Binary 10101010 converts to decimal as 170

The binary number 10101010 equals 170 in decimal. This conversion involves understanding each binary digit’s positional value and summing these based on whether the digit is 1 or 0.

Binary to Decimal Conversion

The process of converting binary to decimal involves multiplying each binary digit by 2 raised to the power of its position, counting from right to left starting at 0. When the digit is 1, the value adds to the total, when 0, it skips that position.

Conversion Formula

The formula for binary to decimal is sum of each binary digit multiplied by 2 raised to its position index, starting from 0 on the right. It works because each position represents a power of 2. For example, in 10101010:

• 1×2^7 = 128
• 0×2^6 = 0
• 1×2^5 = 32
• 0×2^4 = 0
• 1×2^3 = 8
• 0×2^2 = 0
• 1×2^1 = 2
• 0×2^0 = 0

Add these up: 128 + 32 + 8 + 2 = 170.

Conversion Example

• Binary: 1101
• Step 1: Write down each digit with its position: 1(3), 1(2), 0(1), 1(0)
• Step 2: Compute each value: 1×2^3 = 8, 1×2^2 = 4, 0×2^1 = 0, 1×2^0 = 1
• Step 3: Sum all: 8 + 4 + 0 + 1 = 13
• Binary 1101 equals 13 in decimal.

Conversion Chart

Use this chart to quickly find decimal equivalents for binary numbers around 10101010, fostering quick reference and comparison.

Related Conversion Questions

• How do I convert 10101010 binary to decimal manually?
• What is the decimal value of binary 10101010?
• Can you show me step-by-step how 10101010 becomes 170 in decimal?
• What is the process to convert binary 10101010 into base 10?
• What decimal number does binary 10101010 represent?
• How to verify that binary 10101010 equals 170 in decimal?
• Are there quick methods for converting binary to decimal for 8-bit numbers like 10101010?

Conversion Definitions

Binary

Binary is a number system that uses only two digits, 0 and 1, to represent all numbers. It forms the basis for digital computing, where each digit is called a bit, and combinations of bits encode data in electronic devices.

Decimal

Decimal is a base-10 number system utilizing ten digits from 0 to 9. It is the standard system for counting and arithmetic in everyday life, where each position represents a power of ten, making it familiar and easy to understand.

Conversion FAQs

How does binary 10101010 compare to other binary numbers in terms of value?

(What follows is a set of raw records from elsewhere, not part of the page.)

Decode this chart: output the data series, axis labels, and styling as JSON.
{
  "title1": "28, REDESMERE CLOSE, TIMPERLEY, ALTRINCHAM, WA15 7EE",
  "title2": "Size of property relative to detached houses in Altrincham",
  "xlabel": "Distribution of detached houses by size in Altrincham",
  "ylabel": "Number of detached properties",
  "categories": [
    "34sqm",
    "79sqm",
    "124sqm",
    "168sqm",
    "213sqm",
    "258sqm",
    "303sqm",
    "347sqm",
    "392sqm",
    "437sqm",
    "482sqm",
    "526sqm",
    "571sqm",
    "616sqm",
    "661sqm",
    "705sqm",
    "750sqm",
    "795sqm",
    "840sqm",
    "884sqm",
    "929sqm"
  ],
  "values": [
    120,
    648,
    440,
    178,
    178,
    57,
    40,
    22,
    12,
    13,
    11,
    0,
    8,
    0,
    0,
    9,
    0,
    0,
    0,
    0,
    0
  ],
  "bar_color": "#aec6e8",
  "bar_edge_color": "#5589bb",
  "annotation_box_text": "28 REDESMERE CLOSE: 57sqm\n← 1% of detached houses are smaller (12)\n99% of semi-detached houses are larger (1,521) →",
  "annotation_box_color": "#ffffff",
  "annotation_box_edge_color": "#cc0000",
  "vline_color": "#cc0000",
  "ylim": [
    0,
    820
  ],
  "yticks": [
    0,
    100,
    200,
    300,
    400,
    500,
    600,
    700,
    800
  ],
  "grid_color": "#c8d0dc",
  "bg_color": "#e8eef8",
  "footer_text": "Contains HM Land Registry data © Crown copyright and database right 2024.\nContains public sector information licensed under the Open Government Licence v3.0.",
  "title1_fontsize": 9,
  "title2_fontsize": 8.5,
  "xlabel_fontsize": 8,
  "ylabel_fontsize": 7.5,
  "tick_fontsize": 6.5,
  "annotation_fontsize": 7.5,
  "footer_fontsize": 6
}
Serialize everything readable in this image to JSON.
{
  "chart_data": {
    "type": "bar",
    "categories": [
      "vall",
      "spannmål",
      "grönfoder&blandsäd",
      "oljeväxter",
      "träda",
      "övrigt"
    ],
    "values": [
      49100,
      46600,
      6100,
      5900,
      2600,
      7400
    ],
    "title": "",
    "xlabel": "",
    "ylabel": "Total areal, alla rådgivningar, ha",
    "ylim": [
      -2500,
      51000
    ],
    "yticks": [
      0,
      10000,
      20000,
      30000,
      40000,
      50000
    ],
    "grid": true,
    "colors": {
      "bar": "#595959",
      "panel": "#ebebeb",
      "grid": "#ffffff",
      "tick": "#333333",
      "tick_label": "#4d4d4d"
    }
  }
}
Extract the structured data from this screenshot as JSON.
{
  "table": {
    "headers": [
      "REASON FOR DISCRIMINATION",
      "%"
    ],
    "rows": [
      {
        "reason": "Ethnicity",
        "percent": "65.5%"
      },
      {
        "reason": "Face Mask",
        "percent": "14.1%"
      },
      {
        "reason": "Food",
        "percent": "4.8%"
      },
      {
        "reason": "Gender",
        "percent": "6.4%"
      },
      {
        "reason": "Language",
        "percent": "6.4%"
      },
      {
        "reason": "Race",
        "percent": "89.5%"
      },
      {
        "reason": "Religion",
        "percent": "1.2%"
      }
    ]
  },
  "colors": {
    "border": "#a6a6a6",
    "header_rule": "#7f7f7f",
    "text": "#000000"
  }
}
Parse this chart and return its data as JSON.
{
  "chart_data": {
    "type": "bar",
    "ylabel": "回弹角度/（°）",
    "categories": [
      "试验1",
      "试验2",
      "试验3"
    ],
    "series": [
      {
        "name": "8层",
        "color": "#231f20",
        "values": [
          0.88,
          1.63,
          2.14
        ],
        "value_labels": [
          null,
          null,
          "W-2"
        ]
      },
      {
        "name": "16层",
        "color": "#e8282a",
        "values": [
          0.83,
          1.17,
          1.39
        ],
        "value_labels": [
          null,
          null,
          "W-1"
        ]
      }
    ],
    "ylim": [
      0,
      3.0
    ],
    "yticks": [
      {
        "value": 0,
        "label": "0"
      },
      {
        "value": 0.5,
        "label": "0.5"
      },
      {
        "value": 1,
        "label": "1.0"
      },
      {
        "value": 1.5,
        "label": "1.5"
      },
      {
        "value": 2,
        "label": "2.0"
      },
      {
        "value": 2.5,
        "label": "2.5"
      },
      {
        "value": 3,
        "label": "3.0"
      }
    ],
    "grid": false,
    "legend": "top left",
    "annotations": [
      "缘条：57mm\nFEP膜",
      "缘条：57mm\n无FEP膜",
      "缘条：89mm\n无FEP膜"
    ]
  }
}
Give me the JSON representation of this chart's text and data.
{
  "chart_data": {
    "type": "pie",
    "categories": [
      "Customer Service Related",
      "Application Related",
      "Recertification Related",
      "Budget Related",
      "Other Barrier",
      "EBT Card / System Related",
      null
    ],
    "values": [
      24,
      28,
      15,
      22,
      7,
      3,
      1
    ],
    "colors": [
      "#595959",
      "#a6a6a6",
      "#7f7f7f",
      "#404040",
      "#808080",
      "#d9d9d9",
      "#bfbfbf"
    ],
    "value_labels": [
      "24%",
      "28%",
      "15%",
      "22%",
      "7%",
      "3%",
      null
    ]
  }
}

Binary 10101010 is relatively high among 8-bit numbers because it has high-value bits set to 1 at positions 7, 5, 3, and 1, summing to 170 in decimal. It is larger than, for example, 10100001 (which equals 161) but less than 11111111 (which equals 255).

Is there a shortcut to convert binary 10101010 without calculating each position?

For quick conversion, recognize patterns or use calculator tools. But manually, summing the powers of 2 at positions where bits are 1 is fastest. For 10101010, adding 128, 32, 8, and 2 gives 170, which is straightforward once familiar with the pattern.

What are common mistakes when converting binary like 10101010 into decimal?

Mistakes include miscounting positions, confusing the order of bits, or adding the wrong powers of two. Also, forgetting to only add when the bit is 1, or mixing up the base-2 and base-10 calculations, can lead to incorrect results.